# Need help removing Delta bathroom faucet



## Mr_allthumbs (May 24, 2010)

I've got an 8 y.o. Delta faucet in my bathroom. I can't seem to loosen the Allen screw in the hot faucet. Can someone help me?

Neither faucet has ever been removed before. My 3/32 Allen wrench seemed a tad too loose, but my 7/64 Allen wrench is clearly too big. I called Delta, which told me that those allen screws took either a 3/32 or 1/8 Allen wrench.

On the cold tap, I was able to get the wrench in, and it seemed like it was in very well, but it slipped out when I tried to turn it.

Of course, I'm afraid of stripping the head on these screws. But I'm totally stymied! 

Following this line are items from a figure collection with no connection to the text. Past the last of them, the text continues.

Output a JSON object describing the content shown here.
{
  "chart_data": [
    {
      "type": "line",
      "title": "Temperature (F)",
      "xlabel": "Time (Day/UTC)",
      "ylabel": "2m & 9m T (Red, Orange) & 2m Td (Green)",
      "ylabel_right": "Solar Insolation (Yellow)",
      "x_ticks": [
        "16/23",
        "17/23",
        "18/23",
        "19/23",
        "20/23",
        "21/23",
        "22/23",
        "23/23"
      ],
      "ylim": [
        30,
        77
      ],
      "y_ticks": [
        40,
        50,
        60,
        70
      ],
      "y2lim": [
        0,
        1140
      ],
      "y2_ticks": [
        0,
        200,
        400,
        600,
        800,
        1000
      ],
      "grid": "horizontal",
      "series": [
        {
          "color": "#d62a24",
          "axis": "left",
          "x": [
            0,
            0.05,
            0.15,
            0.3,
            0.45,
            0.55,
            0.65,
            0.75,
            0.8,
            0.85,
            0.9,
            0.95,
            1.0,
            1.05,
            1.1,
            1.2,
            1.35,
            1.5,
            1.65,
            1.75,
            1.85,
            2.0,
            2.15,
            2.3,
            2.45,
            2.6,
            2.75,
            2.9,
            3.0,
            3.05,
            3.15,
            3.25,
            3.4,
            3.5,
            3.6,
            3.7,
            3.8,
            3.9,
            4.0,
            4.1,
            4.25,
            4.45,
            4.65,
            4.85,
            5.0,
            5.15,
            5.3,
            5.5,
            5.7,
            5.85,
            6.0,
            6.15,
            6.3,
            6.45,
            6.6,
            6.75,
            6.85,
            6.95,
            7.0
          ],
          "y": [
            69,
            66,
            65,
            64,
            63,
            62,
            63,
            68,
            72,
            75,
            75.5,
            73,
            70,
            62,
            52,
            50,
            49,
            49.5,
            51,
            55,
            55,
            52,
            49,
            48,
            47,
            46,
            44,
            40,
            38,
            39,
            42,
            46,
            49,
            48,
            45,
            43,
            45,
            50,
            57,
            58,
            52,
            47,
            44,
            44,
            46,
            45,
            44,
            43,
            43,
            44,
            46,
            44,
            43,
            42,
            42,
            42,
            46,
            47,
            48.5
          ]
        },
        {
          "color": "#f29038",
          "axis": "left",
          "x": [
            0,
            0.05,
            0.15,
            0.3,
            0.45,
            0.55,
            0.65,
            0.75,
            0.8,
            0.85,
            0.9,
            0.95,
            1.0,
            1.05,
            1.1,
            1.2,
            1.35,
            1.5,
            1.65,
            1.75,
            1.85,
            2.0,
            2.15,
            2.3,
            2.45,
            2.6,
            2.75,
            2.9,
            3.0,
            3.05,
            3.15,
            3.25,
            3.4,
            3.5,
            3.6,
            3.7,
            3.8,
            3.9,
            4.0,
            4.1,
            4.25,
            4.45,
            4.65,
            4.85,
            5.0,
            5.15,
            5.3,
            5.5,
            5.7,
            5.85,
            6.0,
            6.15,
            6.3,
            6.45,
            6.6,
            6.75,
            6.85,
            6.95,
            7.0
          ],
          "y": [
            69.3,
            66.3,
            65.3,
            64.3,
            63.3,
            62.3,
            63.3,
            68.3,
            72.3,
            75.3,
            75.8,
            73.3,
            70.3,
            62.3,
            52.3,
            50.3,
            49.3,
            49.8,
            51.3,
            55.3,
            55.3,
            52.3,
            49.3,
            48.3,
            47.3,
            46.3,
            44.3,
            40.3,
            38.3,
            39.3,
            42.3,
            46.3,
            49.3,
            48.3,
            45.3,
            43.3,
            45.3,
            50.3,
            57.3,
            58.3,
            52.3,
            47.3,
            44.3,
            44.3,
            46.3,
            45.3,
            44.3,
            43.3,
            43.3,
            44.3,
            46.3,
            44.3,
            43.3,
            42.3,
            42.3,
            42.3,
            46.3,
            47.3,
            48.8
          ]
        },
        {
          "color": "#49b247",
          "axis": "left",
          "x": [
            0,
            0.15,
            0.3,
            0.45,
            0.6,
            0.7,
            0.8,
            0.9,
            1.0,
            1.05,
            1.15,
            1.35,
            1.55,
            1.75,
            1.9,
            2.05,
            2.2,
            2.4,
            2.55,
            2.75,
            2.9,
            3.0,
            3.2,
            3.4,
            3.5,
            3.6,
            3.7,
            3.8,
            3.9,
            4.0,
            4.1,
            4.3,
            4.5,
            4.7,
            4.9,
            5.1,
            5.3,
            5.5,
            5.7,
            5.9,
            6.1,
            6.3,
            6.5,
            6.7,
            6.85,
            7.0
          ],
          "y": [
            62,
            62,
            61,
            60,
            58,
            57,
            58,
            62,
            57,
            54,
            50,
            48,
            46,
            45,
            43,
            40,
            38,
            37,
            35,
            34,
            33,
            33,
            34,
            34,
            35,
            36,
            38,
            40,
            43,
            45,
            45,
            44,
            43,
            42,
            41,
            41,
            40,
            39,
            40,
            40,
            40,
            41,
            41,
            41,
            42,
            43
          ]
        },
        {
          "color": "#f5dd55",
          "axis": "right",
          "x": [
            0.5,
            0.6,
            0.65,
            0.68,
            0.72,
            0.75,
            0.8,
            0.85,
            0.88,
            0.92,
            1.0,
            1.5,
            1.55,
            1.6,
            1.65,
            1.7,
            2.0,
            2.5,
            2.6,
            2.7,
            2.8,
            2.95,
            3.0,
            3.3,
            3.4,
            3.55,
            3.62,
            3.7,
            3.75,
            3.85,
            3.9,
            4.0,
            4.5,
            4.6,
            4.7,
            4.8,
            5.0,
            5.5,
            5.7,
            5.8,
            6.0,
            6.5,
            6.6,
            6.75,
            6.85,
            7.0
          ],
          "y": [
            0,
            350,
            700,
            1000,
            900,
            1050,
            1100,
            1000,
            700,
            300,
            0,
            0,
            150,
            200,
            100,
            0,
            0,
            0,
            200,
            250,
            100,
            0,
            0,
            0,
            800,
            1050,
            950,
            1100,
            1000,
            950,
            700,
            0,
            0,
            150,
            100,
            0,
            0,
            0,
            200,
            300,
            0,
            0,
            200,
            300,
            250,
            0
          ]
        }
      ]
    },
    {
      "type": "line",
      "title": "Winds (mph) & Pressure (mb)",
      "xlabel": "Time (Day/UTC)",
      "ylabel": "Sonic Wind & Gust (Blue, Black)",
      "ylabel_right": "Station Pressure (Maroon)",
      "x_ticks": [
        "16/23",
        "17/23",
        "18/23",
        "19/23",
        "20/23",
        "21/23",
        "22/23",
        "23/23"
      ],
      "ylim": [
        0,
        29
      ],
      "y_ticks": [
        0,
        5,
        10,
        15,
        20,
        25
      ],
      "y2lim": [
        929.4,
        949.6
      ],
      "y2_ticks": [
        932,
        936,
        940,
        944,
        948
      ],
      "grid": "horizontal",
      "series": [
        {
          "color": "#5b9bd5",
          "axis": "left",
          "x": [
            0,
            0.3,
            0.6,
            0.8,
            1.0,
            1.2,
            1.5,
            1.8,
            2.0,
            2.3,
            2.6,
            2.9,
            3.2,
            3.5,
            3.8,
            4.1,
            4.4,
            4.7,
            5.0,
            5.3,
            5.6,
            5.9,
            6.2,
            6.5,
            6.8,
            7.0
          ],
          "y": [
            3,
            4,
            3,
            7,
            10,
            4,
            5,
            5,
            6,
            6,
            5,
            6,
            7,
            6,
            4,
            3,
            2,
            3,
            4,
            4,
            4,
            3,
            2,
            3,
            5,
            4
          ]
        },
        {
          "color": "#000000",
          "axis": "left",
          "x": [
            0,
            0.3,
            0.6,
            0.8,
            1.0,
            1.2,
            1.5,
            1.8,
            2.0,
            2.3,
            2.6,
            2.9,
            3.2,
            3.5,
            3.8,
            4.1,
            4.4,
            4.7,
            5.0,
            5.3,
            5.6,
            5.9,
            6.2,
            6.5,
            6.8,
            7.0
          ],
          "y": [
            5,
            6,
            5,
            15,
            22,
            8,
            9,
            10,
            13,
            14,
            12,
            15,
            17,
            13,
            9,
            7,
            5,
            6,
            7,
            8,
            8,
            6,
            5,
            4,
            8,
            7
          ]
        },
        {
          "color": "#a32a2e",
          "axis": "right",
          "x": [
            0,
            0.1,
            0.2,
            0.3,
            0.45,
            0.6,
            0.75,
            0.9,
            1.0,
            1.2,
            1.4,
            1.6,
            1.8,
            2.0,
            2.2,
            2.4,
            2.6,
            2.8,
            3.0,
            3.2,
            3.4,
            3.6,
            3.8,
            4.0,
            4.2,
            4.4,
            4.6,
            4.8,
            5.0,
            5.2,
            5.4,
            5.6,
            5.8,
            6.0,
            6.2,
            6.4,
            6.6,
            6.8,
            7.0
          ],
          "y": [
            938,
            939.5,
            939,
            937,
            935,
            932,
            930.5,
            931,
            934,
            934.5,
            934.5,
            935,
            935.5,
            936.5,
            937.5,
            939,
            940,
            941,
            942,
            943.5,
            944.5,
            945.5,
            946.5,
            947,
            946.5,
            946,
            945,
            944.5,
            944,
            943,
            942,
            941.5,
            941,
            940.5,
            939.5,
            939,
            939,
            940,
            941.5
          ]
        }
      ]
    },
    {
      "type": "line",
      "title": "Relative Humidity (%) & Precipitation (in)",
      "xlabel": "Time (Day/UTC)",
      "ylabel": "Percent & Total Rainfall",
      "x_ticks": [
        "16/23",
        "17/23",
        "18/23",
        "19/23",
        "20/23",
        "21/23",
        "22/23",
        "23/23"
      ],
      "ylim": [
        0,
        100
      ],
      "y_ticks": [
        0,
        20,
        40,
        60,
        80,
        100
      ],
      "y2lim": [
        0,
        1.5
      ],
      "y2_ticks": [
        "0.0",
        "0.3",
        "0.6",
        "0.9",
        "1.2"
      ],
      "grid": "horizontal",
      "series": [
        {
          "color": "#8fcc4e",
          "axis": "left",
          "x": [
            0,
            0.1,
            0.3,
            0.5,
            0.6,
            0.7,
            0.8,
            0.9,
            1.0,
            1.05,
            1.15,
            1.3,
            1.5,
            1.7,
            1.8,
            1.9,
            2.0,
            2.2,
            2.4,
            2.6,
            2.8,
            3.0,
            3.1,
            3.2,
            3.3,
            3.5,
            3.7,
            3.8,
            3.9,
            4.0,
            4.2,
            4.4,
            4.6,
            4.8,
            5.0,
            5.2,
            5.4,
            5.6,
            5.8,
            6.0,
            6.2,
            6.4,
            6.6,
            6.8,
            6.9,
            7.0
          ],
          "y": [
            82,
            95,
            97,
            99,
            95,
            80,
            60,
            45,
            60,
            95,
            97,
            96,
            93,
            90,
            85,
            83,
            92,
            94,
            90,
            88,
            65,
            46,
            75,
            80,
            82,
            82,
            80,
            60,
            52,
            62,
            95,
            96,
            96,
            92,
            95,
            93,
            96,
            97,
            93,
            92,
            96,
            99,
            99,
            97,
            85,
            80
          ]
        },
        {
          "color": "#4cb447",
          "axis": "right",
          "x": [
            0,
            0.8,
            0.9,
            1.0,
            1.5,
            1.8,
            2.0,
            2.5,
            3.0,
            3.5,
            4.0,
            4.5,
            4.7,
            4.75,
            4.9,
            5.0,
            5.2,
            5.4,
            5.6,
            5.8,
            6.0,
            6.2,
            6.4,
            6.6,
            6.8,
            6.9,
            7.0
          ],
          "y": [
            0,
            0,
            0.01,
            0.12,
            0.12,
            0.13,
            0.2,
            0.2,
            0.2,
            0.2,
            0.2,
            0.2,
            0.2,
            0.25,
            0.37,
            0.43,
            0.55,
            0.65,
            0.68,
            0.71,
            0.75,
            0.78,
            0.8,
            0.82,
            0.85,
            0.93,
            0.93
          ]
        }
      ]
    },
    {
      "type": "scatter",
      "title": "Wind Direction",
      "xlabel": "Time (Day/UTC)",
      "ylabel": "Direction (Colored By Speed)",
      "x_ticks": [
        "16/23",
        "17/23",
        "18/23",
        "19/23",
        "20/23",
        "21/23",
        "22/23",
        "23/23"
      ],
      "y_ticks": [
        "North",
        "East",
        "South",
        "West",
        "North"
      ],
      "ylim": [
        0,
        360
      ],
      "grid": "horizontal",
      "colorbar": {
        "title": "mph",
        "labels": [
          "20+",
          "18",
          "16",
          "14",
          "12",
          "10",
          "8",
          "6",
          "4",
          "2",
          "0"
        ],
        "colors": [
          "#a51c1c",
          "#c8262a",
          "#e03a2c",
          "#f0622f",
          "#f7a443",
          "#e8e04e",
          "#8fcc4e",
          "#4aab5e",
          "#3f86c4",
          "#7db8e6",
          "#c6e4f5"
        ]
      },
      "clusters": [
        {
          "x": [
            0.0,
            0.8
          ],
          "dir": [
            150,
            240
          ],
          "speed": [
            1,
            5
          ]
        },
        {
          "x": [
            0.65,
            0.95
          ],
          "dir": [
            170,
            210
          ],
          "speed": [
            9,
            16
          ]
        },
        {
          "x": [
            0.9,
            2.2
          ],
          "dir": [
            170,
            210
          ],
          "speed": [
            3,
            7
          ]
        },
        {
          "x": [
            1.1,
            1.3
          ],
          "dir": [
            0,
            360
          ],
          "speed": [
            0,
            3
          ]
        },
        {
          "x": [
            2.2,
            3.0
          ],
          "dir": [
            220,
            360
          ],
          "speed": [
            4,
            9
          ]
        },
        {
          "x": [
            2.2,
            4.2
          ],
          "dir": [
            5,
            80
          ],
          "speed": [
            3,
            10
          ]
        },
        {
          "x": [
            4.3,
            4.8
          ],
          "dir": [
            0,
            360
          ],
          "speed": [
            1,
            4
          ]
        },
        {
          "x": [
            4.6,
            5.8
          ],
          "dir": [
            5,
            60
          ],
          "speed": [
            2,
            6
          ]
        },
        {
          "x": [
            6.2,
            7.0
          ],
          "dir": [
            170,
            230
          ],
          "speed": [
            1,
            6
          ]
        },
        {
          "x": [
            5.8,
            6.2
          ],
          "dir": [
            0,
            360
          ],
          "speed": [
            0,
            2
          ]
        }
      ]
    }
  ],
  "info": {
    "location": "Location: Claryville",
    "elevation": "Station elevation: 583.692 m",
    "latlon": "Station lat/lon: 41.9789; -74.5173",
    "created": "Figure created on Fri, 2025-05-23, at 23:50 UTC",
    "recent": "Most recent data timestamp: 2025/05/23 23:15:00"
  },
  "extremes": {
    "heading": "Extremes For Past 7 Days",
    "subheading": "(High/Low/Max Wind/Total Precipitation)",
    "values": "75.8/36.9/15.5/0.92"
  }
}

What's the secret to success here?


----------



## Alan (Apr 12, 2006)

Sometimes you just can't get them out. 

2 options : If you want to try and save the faucet, you can try drilling out the allen screw or using a screw extractor kit or something similar....

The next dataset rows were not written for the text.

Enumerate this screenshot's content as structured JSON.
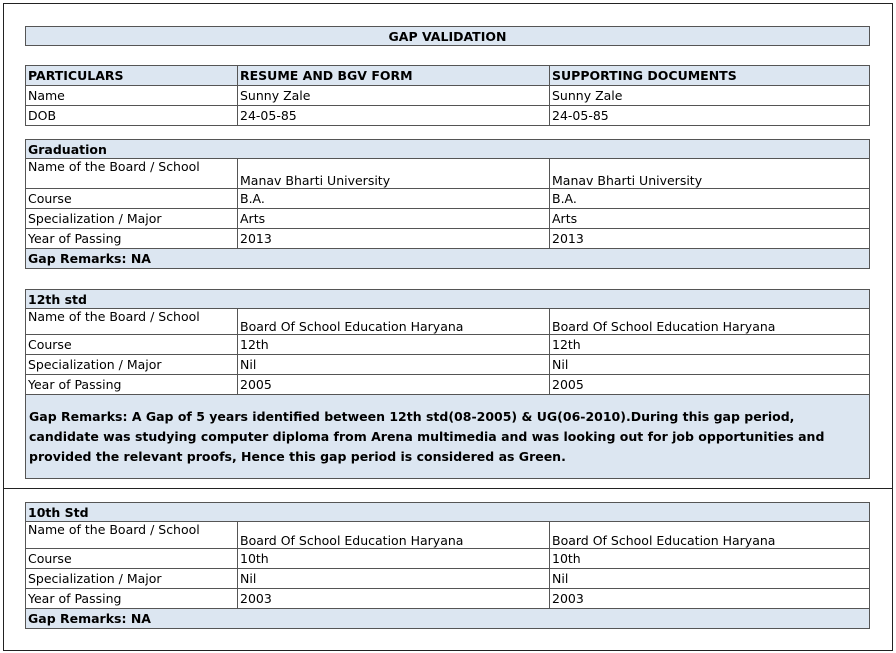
{
  "header": {
    "title": "GAP VALIDATION"
  },
  "table": {
    "header": [
      "PARTICULARS",
      "RESUME AND BGV FORM",
      "SUPPORTING DOCUMENTS"
    ],
    "rows": [
      [
        "Name",
        "Sunny Zale",
        "Sunny Zale"
      ],
      [
        "DOB",
        "24-05-85",
        "24-05-85"
      ]
    ]
  },
  "sections": [
    {
      "title": "Graduation",
      "rows": [
        [
          "Name of the Board / School",
          "Manav Bharti University",
          "Manav Bharti University"
        ],
        [
          "Course",
          "B.A.",
          "B.A."
        ],
        [
          "Specialization / Major",
          "Arts",
          "Arts"
        ],
        [
          "Year of Passing",
          "2013",
          "2013"
        ]
      ],
      "remarks": "Gap Remarks: NA"
    },
    {
      "title": "12th std",
      "rows": [
        [
          "Name of the Board / School",
          "Board Of School Education Haryana",
          "Board Of School Education Haryana"
        ],
        [
          "Course",
          "12th",
          "12th"
        ],
        [
          "Specialization / Major",
          "Nil",
          "Nil"
        ],
        [
          "Year of Passing",
          "2005",
          "2005"
        ]
      ],
      "remarks": "Gap Remarks: A Gap of 5 years identified between 12th std(08-2005) & UG(06-2010).During this gap period, candidate was studying computer diploma from Arena multimedia and was looking out for job opportunities and provided the relevant proofs, Hence this gap period is considered as Green."
    },
    {
      "title": "10th Std",
      "rows": [
        [
          "Name of the Board / School",
          "Board Of School Education Haryana",
          "Board Of School Education Haryana"
        ],
        [
          "Course",
          "10th",
          "10th"
        ],
        [
          "Specialization / Major",
          "Nil",
          "Nil"
        ],
        [
          "Year of Passing",
          "2003",
          "2003"
        ]
      ],
      "remarks": "Gap Remarks: NA"
    }
  ]
}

Otherwise you can just replace it. I hate those little screws sometimes


----------



## wrangler (Oct 9, 2008)

Have you tried a different 3/32 wrench yet? Sometimes the end will get a bit rounded making it slip. A grinder or fine metal file can also be used to remove the rounded tip if needed. Otherwise I might even try a metric in case someone used a metric set screw because they lost the original.


----------



## Mr_allthumbs (May 24, 2010)

*Metric Allen wrench didn'twork*

Yeah, one of the first things that occurred to me. I tried a metric--2.5 is the closest "next-biggest". Too big.


----------



## Mr_allthumbs (May 24, 2010)

*Extracting an allen screw*

ALLEN (et al):

Do you think it would help if I put some heat (torch) on the screw?


----------



## Mike Swearingen (Mar 15, 2005)

Have you tried inserting the Allen wrench and giving it a few taps with a hammer to try to break loose any calcium deposit buildup in the threads, or soaking it a bit in vinegar to dissolve the calcium?
Or, if you can get one to bite good, gripping the Allen wrench with channel-lock pliers for torque?
Mike


----------



## Mr_allthumbs (May 24, 2010)

*Vinegar to break up calcium deposits*

Good idea, I'll try it, thanks.


----------